Dr. Walton is a clinician at Brigham Women’s Hospital. He’s also CEO and cofounder of Build Health International, a nonprofit organization helping to build healthcare infrastructure in impoverished communities.
I come at this from a different angle. I have worked in global health for a long time. I was in Haiti during the cholera epidemic and in Sierra Leone during the Ebola epidemic. This is the first time in dealing with an epidemic that I’ve encountered shortages. We’ve always had the appropriate PPE in the places I’ve worked. Here we’re reusing our N95s. We’re reusing our goggles and face shields. I think our PPE shortages are going to compound and get increasingly worse. I’m very comfortable “MacGyvering” but I don’t think everyone else is. I think I put my risk of falling ill within the understandable risk of doing my job. This is what we signed up for.

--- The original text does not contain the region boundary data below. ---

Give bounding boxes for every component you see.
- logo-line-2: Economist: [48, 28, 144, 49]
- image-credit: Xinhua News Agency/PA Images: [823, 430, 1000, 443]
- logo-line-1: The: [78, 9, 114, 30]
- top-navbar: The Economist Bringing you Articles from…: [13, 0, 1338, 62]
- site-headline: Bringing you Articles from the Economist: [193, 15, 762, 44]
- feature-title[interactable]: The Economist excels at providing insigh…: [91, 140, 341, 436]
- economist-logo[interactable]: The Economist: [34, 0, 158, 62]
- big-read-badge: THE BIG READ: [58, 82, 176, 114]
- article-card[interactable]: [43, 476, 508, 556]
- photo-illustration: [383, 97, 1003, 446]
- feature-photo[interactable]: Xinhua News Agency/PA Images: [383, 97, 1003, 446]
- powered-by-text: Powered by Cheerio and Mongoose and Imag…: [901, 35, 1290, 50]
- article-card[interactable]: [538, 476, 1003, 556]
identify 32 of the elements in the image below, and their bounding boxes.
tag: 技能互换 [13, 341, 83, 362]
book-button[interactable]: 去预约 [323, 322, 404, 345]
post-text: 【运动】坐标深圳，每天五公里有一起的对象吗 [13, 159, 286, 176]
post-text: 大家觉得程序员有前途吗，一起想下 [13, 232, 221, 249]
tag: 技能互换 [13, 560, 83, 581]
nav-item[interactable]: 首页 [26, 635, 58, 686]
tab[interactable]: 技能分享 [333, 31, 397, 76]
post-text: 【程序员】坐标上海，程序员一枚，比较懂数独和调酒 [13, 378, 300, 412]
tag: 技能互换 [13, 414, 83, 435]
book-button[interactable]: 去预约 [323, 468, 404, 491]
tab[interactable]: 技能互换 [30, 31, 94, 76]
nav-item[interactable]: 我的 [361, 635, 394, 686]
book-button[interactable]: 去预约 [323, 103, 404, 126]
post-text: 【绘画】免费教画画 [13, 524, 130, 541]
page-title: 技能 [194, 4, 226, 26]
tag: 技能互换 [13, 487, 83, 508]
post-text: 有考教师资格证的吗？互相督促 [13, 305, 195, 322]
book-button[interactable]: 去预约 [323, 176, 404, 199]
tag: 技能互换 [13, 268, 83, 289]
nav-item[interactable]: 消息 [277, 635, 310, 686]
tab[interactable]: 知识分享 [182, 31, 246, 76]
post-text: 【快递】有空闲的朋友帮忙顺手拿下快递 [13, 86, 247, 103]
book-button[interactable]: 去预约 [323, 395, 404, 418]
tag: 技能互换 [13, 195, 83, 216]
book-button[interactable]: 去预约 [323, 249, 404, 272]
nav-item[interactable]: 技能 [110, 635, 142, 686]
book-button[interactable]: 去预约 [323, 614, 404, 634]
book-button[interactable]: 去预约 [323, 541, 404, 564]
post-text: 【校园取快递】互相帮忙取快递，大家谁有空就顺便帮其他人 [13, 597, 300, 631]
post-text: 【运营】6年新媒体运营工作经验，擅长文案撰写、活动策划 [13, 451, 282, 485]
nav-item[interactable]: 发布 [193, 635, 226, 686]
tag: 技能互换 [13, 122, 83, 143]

I wish I could tell you that I have a positive outlook, but I don’t think that’s realistic. I’m bracing myself for things to get much worse, just based on science and what we know about the virus transmission. I’m worried about what happens to our healthcare system when it bends to the point of breaking and we cannot deal with the patients we are receiving. If you look at Italy, it’s a real wake-up call to what could happen here. I think there will be worse outcomes for people who are marginalized. When I think about the mortality rate—that’s in places where you have ventilators and you have hospitals—what happens when this pandemic ravages countries that have such fragile health systems? I think it will be a catastrophe unlike anything we’ve seen before.